I think I have may have BDD:  Body Dysmorphic Disorder.  However, instead of thinking I'm fat and ugly, I think I'm better-looking than I actually am.


Hear me out.


Growing up, I was never a confident person.  I was not the prettiest girl in school, or the most popular, and I had two sisters who ganged up on me and told me (often) that I was ugly.  After I graduated high school and met The Hubby, he helped me to realize that I am, in fact, good-looking after all.  As I've gotten older, I've grown more comfortable in my body and with my looks, and now I'd say that I have a pretty healthy self-image and am confident that I am an attractive woman. 

Or, at least I thought so--until recently.  Very often as of late, this has been a common occurrence:  I get dressed, put on my makeup and do my hair, and think, Hey!  I look pretty today!  I strut around the house, feeling all Megan Foxy, like this:


Oh, you like my hair?  This is what it looks like when I don't have time to mess with it!



Then, for one reason or another, I wind up in a photo or on a webcam, and the reality is more like this:


Oh, you like my pasty, shiny skin?  This is what I look like in the winter--DEAL WITH IT!!
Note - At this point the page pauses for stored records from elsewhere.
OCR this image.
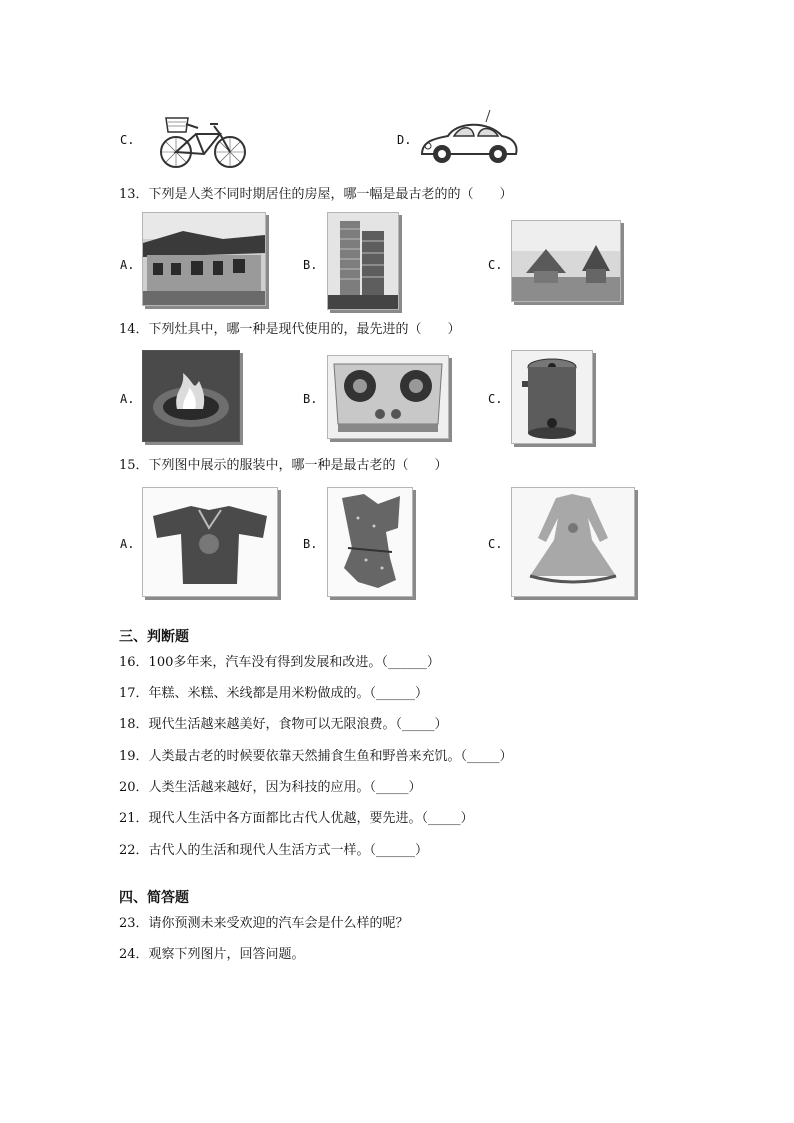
C.	D.
13．下列是人类不同时期居住的房屋，哪一幅是最古老的的（　　）
A.	B.	C.
14．下列灶具中，哪一种是现代使用的，最先进的（　　）
A.	B.	C.
15．下列图中展示的服装中，哪一种是最古老的（　　）
A.	B.	C.
三、判断题
16．100多年来，汽车没有得到发展和改进。（______）
17．年糕、米糕、米线都是用米粉做成的。（______）
18．现代生活越来越美好，食物可以无限浪费。（_____）
19．人类最古老的时候要依靠天然捕食生鱼和野兽来充饥。（_____）
20．人类生活越来越好，因为科技的应用。（_____）
21．现代人生活中各方面都比古代人优越，要先进。（_____）
22．古代人的生活和现代人生活方式一样。（______）
四、简答题
23．请你预测未来受欢迎的汽车会是什么样的呢？
24．观察下列图片，回答问题。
I'm not comparing myself to Megan Fox because that would be ridiculous (and completely against my New Year's resolution).  I just think I may be losing my looks--or my ability to be photogenic.  I'm really hoping it's the latter, because the idea that I've deluded myself into thinking that I'm prettier than I actually am is more than a little embarrassing, and slightly depressing. 
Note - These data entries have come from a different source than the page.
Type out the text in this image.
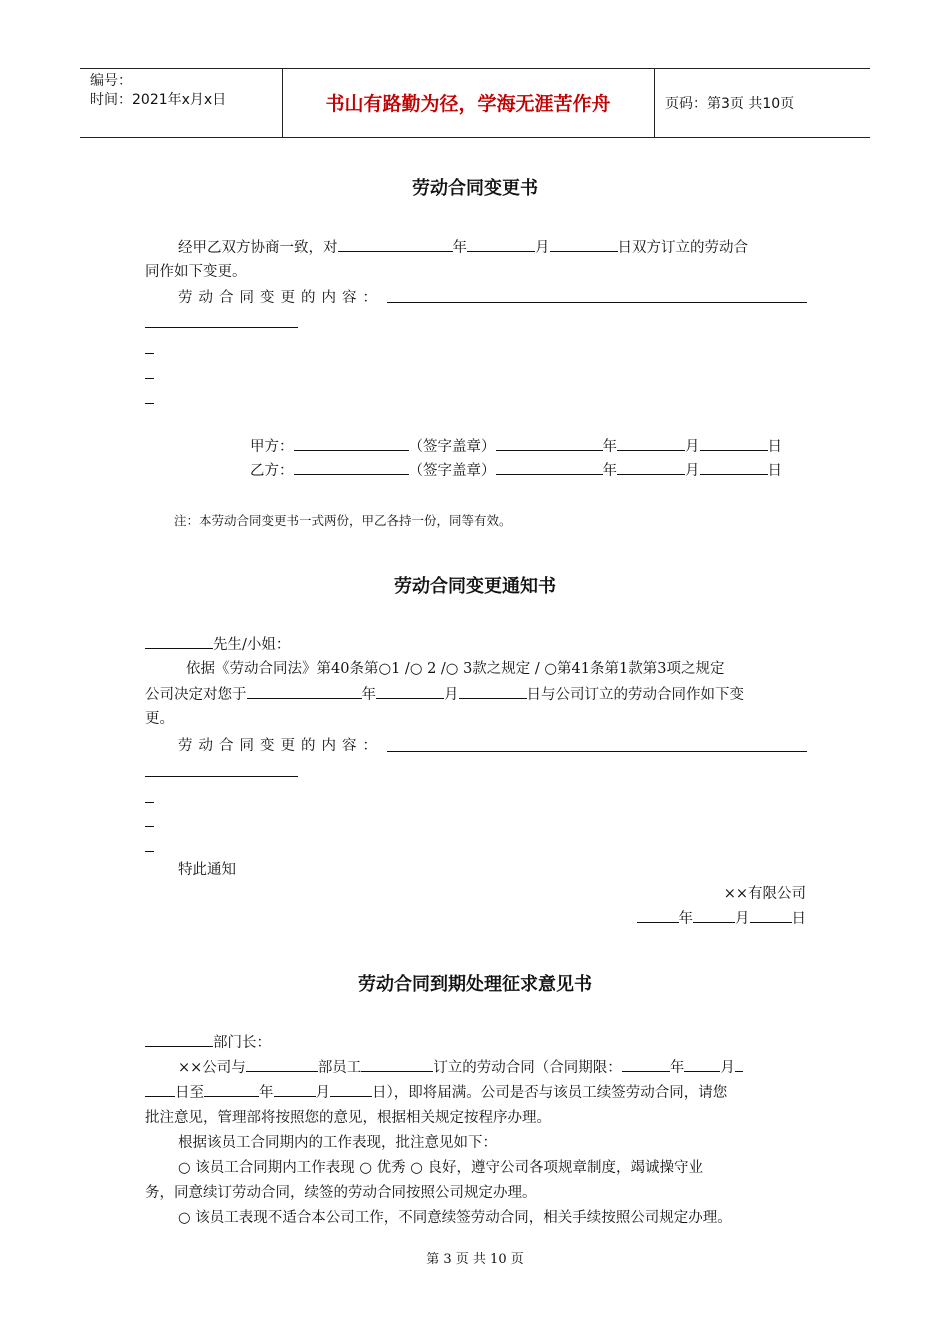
编号：
时间：2021年x月x日	书山有路勤为径，学海无涯苦作舟	页码：第3页 共10页
劳动合同变更书
经甲乙双方协商一致，对	年	月	日双方订立的劳动合
同作如下变更。
劳动合同变更的内容：
甲方：	（签字盖章）	年	月	日
乙方：	（签字盖章）	年	月	日
注：本劳动合同变更书一式两份，甲乙各持一份，同等有效。
劳动合同变更通知书
先生/小姐：
依据《劳动合同法》第40条第○1 /○ 2 /○ 3款之规定 / ○第41条第1款第3项之规定
公司决定对您于	年	月	日与公司订立的劳动合同作如下变
更。
劳动合同变更的内容：
特此通知
××有限公司
年	月	日
劳动合同到期处理征求意见书
部门长：
××公司与	部员工	订立的劳动合同（合同期限：	年 月
日至	年	月	日），即将届满。公司是否与该员工续签劳动合同，请您
批注意见，管理部将按照您的意见，根据相关规定按程序办理。
根据该员工合同期内的工作表现，批注意见如下：
○ 该员工合同期内工作表现 ○ 优秀 ○ 良好，遵守公司各项规章制度，竭诚操守业
务，同意续订劳动合同，续签的劳动合同按照公司规定办理。
○ 该员工表现不适合本公司工作，不同意续签劳动合同，相关手续按照公司规定办理。
第 3 页 共 10 页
But really, what is the harm in feeling attractive?  At least I'm not moping around the house, refusing to leave because I feel like a hideous troll.  As long as people don't constantly take photos of me and tag them on Facebook without my permission, I should be alright.  I mean, they couldn't be any worse than the one I just posted anyway, could they?  And as for all the photos from my own camera, well, that's what Photoshop is for.  Who needs psychotropic medication when you have modern technology?